'No benefit' to keeping Lancashire's schools closed for Covid circuit breaker after half term

Lancashire’s public health boss says that a union proposal for the county’s schools to remain closed for a week of home-learning after the current half term break would “not make much difference” to the spread of Covid in the county.

Friday, 4th June 2021, 8:55 pm
Updated Monday, 7th June 2021, 10:36 am

As the Local Democracy Reporting Service revealed earlier this week, Lancashire’s representative on the National Education Union’s (NEU) executive committee said that creating what would effectively be a two-week 'circuit breaker' for schools had to be “worth considering” in the face of rising infection rates.

Ian Watkinson called for the move - which would have excluded key worker and vulnerable children - in an attempt to avoid having to “firefight” outbreaks and avert the disruption caused by multiple ‘bubbles’ of children having to be sent home to self-isolate over concern about contact with Covid cases. He said that schools could deliver more effective remote learning if they were doing so en masse.

A leading teaching union official had wanted schools in Lancashire to stay shut for a week after half term

However, the county’s top public health official, Dr.

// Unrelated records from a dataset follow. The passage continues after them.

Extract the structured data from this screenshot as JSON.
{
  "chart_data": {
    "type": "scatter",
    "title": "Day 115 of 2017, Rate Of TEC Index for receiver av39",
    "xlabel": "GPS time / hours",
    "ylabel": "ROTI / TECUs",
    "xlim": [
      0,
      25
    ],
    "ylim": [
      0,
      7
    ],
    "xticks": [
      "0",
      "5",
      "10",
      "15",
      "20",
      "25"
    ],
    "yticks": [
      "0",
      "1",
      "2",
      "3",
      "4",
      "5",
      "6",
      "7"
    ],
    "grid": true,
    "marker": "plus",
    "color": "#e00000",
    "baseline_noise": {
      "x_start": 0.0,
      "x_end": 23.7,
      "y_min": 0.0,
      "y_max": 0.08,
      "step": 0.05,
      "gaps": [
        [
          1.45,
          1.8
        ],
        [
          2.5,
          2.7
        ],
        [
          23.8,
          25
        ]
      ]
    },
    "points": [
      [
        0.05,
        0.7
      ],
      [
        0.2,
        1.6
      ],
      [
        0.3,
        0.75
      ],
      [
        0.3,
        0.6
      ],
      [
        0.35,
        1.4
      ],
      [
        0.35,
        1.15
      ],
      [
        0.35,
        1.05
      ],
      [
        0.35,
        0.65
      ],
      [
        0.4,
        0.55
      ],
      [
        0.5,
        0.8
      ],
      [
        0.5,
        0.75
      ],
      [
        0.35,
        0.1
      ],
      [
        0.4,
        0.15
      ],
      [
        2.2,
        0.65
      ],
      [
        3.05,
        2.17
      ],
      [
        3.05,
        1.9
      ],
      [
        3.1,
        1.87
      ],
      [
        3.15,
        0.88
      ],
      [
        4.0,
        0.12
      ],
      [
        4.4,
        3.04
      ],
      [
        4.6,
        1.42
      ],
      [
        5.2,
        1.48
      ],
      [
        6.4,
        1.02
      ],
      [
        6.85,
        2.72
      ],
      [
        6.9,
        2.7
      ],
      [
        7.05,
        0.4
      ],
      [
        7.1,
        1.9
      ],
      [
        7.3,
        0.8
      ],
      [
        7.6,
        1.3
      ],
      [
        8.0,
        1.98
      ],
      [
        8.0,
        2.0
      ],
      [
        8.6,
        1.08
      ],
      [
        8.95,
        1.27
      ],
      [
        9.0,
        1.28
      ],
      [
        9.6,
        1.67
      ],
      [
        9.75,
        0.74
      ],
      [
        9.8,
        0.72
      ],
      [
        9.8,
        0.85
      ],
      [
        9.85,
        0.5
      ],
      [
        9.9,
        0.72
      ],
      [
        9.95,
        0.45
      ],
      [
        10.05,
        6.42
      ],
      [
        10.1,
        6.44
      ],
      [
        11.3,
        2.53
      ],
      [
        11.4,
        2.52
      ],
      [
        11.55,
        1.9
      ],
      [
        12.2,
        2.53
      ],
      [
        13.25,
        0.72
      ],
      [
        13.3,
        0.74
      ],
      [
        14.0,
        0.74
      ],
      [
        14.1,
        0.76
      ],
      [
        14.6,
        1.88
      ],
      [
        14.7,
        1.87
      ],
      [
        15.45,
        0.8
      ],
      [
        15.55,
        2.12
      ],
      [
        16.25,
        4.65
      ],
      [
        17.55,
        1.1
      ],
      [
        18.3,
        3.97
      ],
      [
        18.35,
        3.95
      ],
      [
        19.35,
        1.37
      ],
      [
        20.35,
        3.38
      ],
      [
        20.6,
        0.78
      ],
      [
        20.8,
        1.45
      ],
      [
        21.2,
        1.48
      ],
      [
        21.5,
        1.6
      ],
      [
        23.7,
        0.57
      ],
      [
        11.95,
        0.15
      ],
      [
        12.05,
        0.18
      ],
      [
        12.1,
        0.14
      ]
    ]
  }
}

Sakthi Karunanithi, says that the step would not have the desired effect.

“One week is not going to make much difference to start with [and also] given that infections are rising anyway across the whole of the community and we don’t quite know who children are mixing with in the community.

“If there is a need to focus on school closures, we will do that on a school-by-school basis – but a blanket approach of extending the half term would probably have more of a negative impact on education than a positive impact on transmission.

“What we really need to do is focus on ventilation in schools and regular testing.

“[Given] the fact we are seeing education settings having a lot of outbreaks, we are calling for better ventilation and investment in our [schools and colleges] so that children can continue to learn in a safe way.

“Ventilation is mainly [about] investing in buildings, which I would like to see,” said Dr. Karunanithi, who added that regular testing for asymptomatic students – currently recommended at twice-weekly intervals for secondary pupils – was also crucial.

The average Covid case rate per 100,000 people across the Lancashire County Council area – which excludes Blackpool and Blackburn with Darwen – stood at 108 on a rolling seven-day measure as at 30th May, more than three times higher than the England average of 33.8.